American missionary and educator (1868–1938)

Annabel Galt (May 10, 1868 – October 3, 1938) was an American missionary teacher who worked in Thailand from 1891 to 1934, and taught at Bangkok Christian College.

==Early life and education==
Galt was born in Sangamon County, Illinois, the daughter of John Galt and Margaret Ann Epler Galt. Abolitionist minister Thomas Galt was her grandfather. She graduated from Springfield Teachers Training School.
==Career==
Galt taught school in Illinois as a young woman. She and her cousin Margaret Galt became Presbyterian missionary teachers in Siam in 1891. She taught for eight years in Phetchaburi and at Howard Memorial School for Girls. At Phetchaburi she and Margaret worked with Margaret's eventual husband, Charles Eckels. An American visitor in 1898 described Galt as riding a bicycle in her work at Phetchaburi. "Down at Sumray, Miss Galt had surrounded herself with seven small boys who have been specially committed to her charge," reported a 1903 visitor. "They eat at her table, she teaches them manners, morals, watches over their health and studies, protects, in short mothers them."

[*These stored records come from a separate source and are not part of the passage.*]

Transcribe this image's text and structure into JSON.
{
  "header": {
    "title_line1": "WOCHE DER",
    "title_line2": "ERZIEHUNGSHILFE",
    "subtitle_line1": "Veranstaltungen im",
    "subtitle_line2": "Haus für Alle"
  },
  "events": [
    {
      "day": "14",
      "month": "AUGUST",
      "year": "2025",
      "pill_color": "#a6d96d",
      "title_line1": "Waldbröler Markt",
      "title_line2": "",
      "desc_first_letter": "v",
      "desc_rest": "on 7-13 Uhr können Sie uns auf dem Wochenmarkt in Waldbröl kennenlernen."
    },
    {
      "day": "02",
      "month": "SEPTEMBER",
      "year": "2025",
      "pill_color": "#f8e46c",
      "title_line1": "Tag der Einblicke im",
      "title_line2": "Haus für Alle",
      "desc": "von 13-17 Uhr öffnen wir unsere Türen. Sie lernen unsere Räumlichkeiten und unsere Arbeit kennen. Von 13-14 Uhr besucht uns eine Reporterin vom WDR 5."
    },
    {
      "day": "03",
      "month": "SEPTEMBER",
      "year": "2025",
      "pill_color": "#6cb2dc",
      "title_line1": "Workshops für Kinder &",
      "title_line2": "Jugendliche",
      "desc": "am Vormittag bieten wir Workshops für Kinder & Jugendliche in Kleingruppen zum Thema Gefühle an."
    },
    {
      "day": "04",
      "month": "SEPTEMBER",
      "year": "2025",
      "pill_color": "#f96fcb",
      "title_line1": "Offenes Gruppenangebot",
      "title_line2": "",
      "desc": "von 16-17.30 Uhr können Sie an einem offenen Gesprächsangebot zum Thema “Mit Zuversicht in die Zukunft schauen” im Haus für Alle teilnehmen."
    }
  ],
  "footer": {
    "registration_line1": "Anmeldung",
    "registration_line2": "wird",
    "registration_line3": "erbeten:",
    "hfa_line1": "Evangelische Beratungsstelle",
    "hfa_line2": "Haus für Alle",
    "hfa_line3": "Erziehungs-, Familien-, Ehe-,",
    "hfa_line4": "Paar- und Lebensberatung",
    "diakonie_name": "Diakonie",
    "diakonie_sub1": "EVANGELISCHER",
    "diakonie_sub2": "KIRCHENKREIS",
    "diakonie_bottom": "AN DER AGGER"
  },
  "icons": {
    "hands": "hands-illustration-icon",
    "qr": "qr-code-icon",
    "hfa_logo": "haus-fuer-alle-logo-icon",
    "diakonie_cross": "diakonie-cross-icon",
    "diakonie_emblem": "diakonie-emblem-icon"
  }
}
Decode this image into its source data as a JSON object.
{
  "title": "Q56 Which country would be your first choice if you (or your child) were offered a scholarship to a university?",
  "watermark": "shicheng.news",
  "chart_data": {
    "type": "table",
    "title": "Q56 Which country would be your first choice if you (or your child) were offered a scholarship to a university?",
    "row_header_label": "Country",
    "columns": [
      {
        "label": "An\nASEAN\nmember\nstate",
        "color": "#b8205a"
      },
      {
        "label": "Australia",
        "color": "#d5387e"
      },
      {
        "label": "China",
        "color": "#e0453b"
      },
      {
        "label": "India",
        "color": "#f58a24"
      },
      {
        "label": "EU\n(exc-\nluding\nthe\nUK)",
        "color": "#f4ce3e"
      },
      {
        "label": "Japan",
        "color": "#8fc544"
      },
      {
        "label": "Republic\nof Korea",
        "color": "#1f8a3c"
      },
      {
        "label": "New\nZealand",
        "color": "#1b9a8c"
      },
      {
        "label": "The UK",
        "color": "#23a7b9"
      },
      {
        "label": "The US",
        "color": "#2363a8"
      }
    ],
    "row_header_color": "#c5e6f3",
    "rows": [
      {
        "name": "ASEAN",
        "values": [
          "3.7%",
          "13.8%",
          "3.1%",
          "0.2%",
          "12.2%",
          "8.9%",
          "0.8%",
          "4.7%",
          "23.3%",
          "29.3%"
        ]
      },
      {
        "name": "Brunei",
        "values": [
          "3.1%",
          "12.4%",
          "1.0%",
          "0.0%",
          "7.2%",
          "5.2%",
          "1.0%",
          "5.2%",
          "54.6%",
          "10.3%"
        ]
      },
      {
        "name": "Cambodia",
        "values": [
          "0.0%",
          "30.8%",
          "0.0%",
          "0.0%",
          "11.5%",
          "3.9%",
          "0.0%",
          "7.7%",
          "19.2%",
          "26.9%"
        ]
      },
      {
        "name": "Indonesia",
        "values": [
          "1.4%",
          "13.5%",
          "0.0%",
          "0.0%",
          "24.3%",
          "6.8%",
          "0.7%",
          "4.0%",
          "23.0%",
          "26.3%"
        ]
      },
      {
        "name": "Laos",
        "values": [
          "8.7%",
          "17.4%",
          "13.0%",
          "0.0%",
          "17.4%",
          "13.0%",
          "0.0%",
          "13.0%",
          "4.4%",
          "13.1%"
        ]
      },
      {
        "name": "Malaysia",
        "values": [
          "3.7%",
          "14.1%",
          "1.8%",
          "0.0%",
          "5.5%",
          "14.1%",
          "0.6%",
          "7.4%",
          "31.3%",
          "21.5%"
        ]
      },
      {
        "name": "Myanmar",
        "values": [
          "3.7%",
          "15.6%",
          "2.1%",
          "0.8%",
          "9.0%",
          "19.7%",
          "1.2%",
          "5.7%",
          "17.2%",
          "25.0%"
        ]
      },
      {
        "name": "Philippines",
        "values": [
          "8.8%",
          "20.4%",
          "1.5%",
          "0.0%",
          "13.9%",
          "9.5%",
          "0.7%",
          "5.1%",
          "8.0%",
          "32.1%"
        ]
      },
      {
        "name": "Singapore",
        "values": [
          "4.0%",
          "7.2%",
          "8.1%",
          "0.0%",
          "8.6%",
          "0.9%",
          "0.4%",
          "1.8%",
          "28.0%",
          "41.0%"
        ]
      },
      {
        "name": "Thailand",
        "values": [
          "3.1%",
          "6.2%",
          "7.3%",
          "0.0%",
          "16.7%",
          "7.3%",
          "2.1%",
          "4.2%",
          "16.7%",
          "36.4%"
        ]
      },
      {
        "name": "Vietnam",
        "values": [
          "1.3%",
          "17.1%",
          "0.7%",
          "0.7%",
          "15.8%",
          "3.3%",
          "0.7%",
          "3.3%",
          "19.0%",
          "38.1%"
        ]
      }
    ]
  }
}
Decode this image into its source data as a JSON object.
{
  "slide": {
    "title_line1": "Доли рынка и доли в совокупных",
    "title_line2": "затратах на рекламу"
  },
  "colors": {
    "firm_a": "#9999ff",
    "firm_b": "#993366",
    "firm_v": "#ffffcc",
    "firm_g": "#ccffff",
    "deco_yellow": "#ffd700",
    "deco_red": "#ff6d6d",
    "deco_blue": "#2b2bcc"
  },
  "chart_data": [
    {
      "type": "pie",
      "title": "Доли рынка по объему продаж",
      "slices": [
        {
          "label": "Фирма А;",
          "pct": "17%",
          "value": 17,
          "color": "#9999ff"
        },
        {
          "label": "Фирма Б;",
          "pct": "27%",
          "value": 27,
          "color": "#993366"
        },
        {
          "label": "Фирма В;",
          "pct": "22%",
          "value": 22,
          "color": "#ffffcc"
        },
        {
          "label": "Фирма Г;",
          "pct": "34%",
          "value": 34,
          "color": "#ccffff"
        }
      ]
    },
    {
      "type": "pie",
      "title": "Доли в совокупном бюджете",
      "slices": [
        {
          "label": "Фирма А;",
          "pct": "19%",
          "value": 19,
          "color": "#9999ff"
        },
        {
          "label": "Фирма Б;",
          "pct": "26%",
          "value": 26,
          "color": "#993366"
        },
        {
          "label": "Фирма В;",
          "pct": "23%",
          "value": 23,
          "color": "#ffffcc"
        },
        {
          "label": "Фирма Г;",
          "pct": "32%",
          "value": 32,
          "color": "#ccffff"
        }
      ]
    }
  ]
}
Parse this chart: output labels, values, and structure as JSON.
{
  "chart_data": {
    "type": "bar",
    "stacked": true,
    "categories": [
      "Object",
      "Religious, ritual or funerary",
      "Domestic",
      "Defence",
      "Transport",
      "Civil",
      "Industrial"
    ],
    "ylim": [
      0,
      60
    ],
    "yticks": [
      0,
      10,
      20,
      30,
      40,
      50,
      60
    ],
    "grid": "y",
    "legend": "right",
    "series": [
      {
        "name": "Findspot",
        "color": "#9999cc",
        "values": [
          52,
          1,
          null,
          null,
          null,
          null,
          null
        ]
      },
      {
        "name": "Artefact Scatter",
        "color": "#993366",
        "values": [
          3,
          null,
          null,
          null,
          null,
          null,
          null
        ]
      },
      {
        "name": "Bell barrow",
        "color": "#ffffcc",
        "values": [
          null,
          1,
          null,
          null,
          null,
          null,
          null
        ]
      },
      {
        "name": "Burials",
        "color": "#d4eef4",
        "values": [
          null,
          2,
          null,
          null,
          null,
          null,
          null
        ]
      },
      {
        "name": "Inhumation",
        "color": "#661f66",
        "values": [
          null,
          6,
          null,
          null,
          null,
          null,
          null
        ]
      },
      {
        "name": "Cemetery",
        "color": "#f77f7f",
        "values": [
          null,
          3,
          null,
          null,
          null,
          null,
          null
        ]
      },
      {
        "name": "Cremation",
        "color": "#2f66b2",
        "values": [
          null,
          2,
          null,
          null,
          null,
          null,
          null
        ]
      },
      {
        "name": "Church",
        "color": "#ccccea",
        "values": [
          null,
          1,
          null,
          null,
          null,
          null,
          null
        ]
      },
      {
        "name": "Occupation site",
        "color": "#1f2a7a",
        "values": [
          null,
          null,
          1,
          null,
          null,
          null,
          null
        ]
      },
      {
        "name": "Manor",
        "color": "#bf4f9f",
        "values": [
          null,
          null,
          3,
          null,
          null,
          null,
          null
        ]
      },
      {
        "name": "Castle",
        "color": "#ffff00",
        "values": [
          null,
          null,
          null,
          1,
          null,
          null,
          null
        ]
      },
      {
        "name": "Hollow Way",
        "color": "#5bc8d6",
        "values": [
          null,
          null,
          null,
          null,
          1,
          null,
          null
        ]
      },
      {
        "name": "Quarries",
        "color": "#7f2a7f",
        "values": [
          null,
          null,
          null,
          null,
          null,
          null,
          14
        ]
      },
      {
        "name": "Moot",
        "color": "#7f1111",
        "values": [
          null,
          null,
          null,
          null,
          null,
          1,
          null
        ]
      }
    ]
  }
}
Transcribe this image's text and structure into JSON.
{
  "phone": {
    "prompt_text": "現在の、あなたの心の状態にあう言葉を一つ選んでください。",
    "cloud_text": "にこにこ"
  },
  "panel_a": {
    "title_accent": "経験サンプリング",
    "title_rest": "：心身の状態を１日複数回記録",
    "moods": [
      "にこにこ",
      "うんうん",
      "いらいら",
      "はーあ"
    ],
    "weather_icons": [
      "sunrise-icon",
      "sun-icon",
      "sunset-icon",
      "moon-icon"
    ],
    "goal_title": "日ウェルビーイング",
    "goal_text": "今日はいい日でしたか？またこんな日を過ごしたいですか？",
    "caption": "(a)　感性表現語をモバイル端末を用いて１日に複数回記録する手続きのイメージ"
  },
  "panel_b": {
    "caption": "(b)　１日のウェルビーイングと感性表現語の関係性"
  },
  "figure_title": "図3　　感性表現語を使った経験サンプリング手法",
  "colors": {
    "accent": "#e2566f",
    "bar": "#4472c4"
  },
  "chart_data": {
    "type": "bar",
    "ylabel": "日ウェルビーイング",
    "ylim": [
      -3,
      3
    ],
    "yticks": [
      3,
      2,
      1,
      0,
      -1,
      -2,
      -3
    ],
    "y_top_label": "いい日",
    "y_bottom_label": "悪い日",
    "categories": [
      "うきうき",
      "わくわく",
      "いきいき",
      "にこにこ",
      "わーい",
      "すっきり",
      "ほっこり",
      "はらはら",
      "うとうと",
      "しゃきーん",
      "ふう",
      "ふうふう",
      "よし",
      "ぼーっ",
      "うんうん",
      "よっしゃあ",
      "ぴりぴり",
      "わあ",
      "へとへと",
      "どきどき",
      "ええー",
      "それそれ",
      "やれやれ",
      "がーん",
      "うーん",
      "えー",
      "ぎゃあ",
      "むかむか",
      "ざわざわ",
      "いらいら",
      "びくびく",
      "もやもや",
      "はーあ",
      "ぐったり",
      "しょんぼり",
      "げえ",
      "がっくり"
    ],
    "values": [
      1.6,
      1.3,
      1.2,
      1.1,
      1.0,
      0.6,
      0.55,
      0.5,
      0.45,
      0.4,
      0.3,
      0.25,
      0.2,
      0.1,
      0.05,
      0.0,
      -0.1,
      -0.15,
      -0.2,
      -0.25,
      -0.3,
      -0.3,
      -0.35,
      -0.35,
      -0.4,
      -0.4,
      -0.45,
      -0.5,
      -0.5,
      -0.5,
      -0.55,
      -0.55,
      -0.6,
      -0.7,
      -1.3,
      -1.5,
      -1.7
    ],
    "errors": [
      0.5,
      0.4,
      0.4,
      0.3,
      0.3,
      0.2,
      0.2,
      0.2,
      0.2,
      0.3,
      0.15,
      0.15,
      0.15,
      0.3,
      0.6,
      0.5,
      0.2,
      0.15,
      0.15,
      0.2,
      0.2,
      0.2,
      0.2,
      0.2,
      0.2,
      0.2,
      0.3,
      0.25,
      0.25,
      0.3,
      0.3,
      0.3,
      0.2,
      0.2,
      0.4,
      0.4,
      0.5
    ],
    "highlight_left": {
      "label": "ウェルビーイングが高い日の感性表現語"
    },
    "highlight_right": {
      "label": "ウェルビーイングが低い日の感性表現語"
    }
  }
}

Galt became an English instructor at the Bangkok Christian College. She edited and compiled several textbooks, taught Bible and music classes, served as acting principal and mentored women's organizations at the school. Galt wrote about her work for American publications, and spoke to American church groups about her work overseas during her furloughs in the United States in 1899, 1907, and 1927. She retired from missionary work in 1934.
==Personal life and legacy==
Galt lived with her sister Carrie Lindtwed in Pennsylvania in her later years. She died in 1938, at the age of 70, while staying with another sister, Ella, in Orlando, Florida. Two of Galt's Thai students visit Lindtwed in 1940, while they were in the United States for college. Galt's photo appears among those of other figures in the history of Bangkok Christian College, on the school's website marking its 150th anniversary.